Reference Architecture · multimodal

Image-Based Search (Visual Similarity + Text Query)

Last updated: April 16, 2026

Quick answer

Index images with a multimodal embedding model (OpenCLIP, SigLIP, or Voyage-multimodal-3), store in a vector DB with ANN search (Pinecone, Qdrant, pgvector+HNSW), and layer a reranker for top-K results. For nuanced queries, use Gemini 2.5 Pro or GPT-4o vision to rerank the top 50 candidates. Combine with structured filters (price, size, brand) as metadata. Expect $0.0001-$0.001 per query at scale with P95 under 180ms on the fast path.

The problem

Users want to find products, media, or images using either an uploaded photo ('find me shoes like these') or a descriptive text query ('red leather ankle boots under $150') - or both combined with filters. Traditional keyword search misses 40-70% of matches because catalog titles don't describe what images actually look like. You need a system that indexes images by visual content, supports text-to-image and image-to-image queries, and handles millions to billions of items with sub-200ms latency.

Architecture

metadata filterstop 50Catalog IngestINPUTImage PreprocessingINFRAImage Embedding ModelLLMAttribute Extractor (Vision LLM)LLMVector Index (ANN)DATAQuery EncoderLLMFilter + Vector MergeINFRACross-Encoder RerankerLLMSearch Results UIOUTPUT
input
llm
data
infra
output

Catalog Ingest

Receives new products/images with metadata (title, price, brand, category). Triggers re-indexing.

Alternatives: Shopify webhooks, Algolia ingest, Custom queue

Image Preprocessing

Normalizes images (resize, center-crop, strip EXIF), removes backgrounds for product shots, generates thumbnails.

Alternatives: Cloudinary, imgproxy, Sharp.js, Pillow

Image Embedding Model

Encodes each image into a dense vector (512-1024 dim). Uses a multimodal model so images and text share the embedding space.

Alternatives: OpenCLIP ViT-L/14, SigLIP 2, CLIP ViT-H/14, Cohere Embed v3 multimodal

Attribute Extractor (Vision LLM)

Runs once per product at index time. Extracts structured attributes (color, material, style, pattern) for filter search.

Alternatives: GPT-4o vision, Claude Sonnet 4 vision, Gemini 2.0 Flash for cost

Vector Index (ANN)

HNSW or IVF-PQ index for fast approximate nearest neighbor search. Stores image vectors plus metadata filters.

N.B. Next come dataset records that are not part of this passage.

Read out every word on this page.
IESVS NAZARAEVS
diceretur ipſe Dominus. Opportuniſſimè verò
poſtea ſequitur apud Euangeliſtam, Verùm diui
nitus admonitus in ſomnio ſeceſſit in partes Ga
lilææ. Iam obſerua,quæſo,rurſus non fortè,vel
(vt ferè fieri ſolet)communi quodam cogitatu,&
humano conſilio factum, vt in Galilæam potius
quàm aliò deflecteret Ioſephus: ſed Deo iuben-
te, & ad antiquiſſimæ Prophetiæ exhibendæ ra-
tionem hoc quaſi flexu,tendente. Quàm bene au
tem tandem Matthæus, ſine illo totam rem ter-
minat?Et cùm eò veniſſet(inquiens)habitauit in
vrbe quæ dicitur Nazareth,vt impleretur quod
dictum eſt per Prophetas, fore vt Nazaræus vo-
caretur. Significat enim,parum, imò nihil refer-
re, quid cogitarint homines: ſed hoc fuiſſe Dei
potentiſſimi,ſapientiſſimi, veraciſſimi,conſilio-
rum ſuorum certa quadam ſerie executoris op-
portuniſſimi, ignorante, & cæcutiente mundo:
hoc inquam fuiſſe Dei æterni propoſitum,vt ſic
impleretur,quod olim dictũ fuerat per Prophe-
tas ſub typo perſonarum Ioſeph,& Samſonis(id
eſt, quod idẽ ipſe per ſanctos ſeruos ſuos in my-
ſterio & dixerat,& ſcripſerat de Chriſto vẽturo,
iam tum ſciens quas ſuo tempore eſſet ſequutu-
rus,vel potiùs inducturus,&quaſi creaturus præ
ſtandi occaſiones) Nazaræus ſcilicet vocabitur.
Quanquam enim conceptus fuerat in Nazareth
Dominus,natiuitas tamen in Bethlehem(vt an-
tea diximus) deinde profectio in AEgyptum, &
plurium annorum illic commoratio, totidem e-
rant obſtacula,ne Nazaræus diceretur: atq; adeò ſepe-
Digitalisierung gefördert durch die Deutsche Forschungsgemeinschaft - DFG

Alternatives: Qdrant, pgvector + HNSW, Weaviate, Milvus

Query Encoder

Encodes the user's query (text or image) into the same vector space. For text-to-image: runs text encoder. For image-to-image: runs image encoder on the uploaded photo.

Alternatives: OpenCLIP text encoder, SigLIP 2 text encoder

Filter + Vector Merge

Combines vector similarity results with structured filters (price range, size, in-stock, brand). Either pre-filter (metadata first, then vectors) or post-filter (vectors first, then metadata).

Alternatives: Pinecone hybrid, Qdrant filters, Typesense hybrid

Cross-Encoder Reranker

Takes the top-K ANN candidates and re-scores using a stronger (slower) model that attends to query and candidate together. For nuanced queries, uses a vision LLM.

Alternatives: GPT-4o vision reranker, Claude Sonnet 4 vision, Voyage Rerank

Search Results UI

Grid of results with highlight on matched attributes, similar-item carousel, and visual filter chips.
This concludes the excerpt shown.